O presidente da Assembleia Legislativa de Mato Grosso do Sul, deputado Gerson Claro, protocolou um projeto de lei que autoriza o Detran-MS a aplicar recursos arrecadados com multas de trânsito no custeio do programa CNH MS Social. A proposta visa ampliar o financiamento da iniciativa, que beneficia pessoas em situação de vulnerabilidade social inscritas no CadÚnico e com renda mensal de até dois salários mínimos.
O projeto promove uma atualização na Lei 5.806, que criou o CNH MS Social, para alinhar a legislação estadual à recente alteração no Código de Trânsito Brasileiro. Com a sanção da Lei Federal 15.153, em 26 de junho, os órgãos de trânsito passaram a ter autorização legal para utilizar as receitas de multas não apenas em sinalização e fiscalização, mas também no custeio do processo de formação de condutores de baixa renda.
Desde 2021, o Detran-MS já beneficiou 1.039 pessoas por meio do programa, cobrindo integralmente os custos com taxas, exames médicos e psicotécnicos, além das aulas teóricas e práticas.

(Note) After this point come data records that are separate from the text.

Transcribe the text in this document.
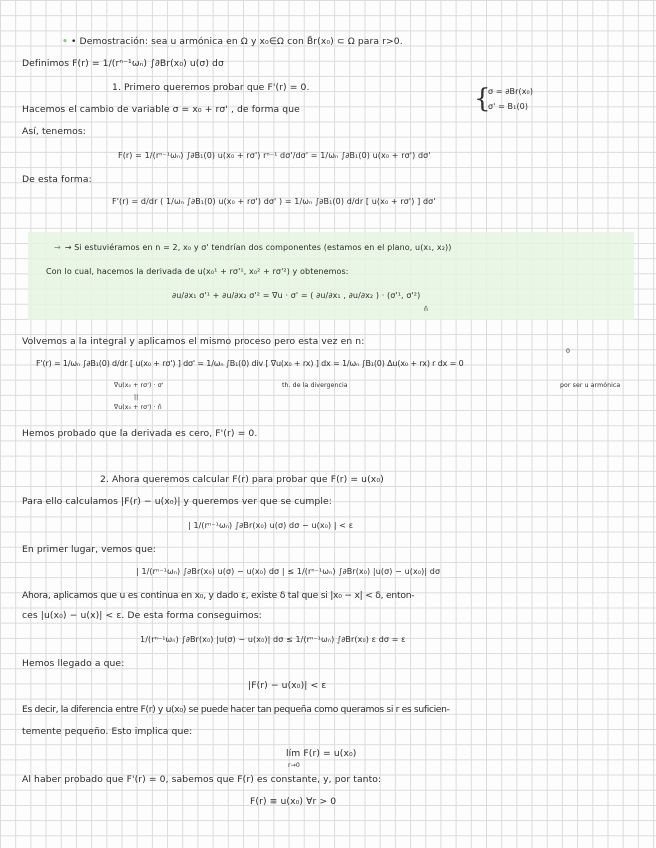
• • Demostración: sea u armónica en Ω y x₀∈Ω con B̄r(x₀) ⊂ Ω para r>0.
Definimos F(r) = 1/(rⁿ⁻¹ωₙ) ∫∂Br(x₀) u(σ) dσ
1. Primero queremos probar que F'(r) = 0.
Hacemos el cambio de variable σ = x₀ + rσ' , de forma que	{
σ = ∂Br(x₀)
σ' = B₁(0)
Así, tenemos:
F(r) = 1/(rⁿ⁻¹ωₙ) ∫∂B₁(0) u(x₀ + rσ') rⁿ⁻¹ dσ'/dσ' = 1/ωₙ ∫∂B₁(0) u(x₀ + rσ') dσ'
De esta forma:
F'(r) = d/dr ( 1/ωₙ ∫∂B₁(0) u(x₀ + rσ') dσ' ) = 1/ωₙ ∫∂B₁(0) d/dr [ u(x₀ + rσ') ] dσ'
→ → Si estuviéramos en n = 2, x₀ y σ' tendrían dos componentes (estamos en el plano, u(x₁, x₂))
Con lo cual, hacemos la derivada de u(x₀¹ + rσ'¹, x₀² + rσ'²) y obtenemos:
∂u/∂x₁ σ'¹ + ∂u/∂x₂ σ'² = ∇u · σ' = ( ∂u/∂x₁ , ∂u/∂x₂ ) · (σ'¹, σ'²)
n̂
Volvemos a la integral y aplicamos el mismo proceso pero esta vez en n:
0
F'(r) = 1/ωₙ ∫∂B₁(0) d/dr [ u(x₀ + rσ') ] dσ' = 1/ωₙ ∫B₁(0) div [ ∇u(x₀ + rx) ] dx = 1/ωₙ ∫B₁(0) Δu(x₀ + rx) r dx = 0
∇u(x₀ + rσ') · σ'
||
∇u(x₀ + rσ') · n̂
th. de la divergencia	por ser u armónica
Hemos probado que la derivada es cero, F'(r) = 0.
2. Ahora queremos calcular F(r) para probar que F(r) = u(x₀)
Para ello calculamos |F(r) − u(x₀)| y queremos ver que se cumple:
| 1/(rⁿ⁻¹ωₙ) ∫∂Br(x₀) u(σ) dσ − u(x₀) | < ε
En primer lugar, vemos que:
| 1/(rⁿ⁻¹ωₙ) ∫∂Br(x₀) u(σ) − u(x₀) dσ | ≤ 1/(rⁿ⁻¹ωₙ) ∫∂Br(x₀) |u(σ) − u(x₀)| dσ
Ahora, aplicamos que u es continua en x₀, y dado ε, existe δ tal que si |x₀ − x| < δ, enton-
ces |u(x₀) − u(x)| < ε. De esta forma conseguimos:
1/(rⁿ⁻¹ωₙ) ∫∂Br(x₀) |u(σ) − u(x₀)| dσ ≤ 1/(rⁿ⁻¹ωₙ) ∫∂Br(x₀) ε dσ = ε
Hemos llegado a que:
|F(r) − u(x₀)| < ε
Es decir, la diferencia entre F(r) y u(x₀) se puede hacer tan pequeña como queramos si r es suficien-
temente pequeño. Esto implica que:
lím F(r) = u(x₀)
r→0
Al haber probado que F'(r) = 0, sabemos que F(r) es constante, y, por tanto:
F(r) ≡ u(x₀) ∀r > 0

O valor total do processo pode chegar a R$ 4 mil por candidato. Atualmente, a autarquia arca com esses custos com recursos próprios, mas a proposta pretende dar maior sustentabilidade ao programa por meio das multas de trânsito.
Segundo Gerson Claro, a CNH representa uma oportunidade concreta de transformação social. “Para muitos, a habilitação é o passaporte para a dignidade e o acesso ao mercado de trabalho formal”, afirma. O deputado cita o exemplo de Jennifer Vilharva Freitas Nantes, de 24 anos, beneficiada pelo programa. Após conquistar a CNH, ela passou a utilizar a moto da família para trabalhar, deixando de depender do transporte público.
Com a nova fonte de financiamento, a expectativa é que o CNH MS Social seja ampliado, alcançando mais pessoas em todo o estado. A proposta ainda precisa tramitar na Assembleia Legislativa antes de ser aprovada e sancionada.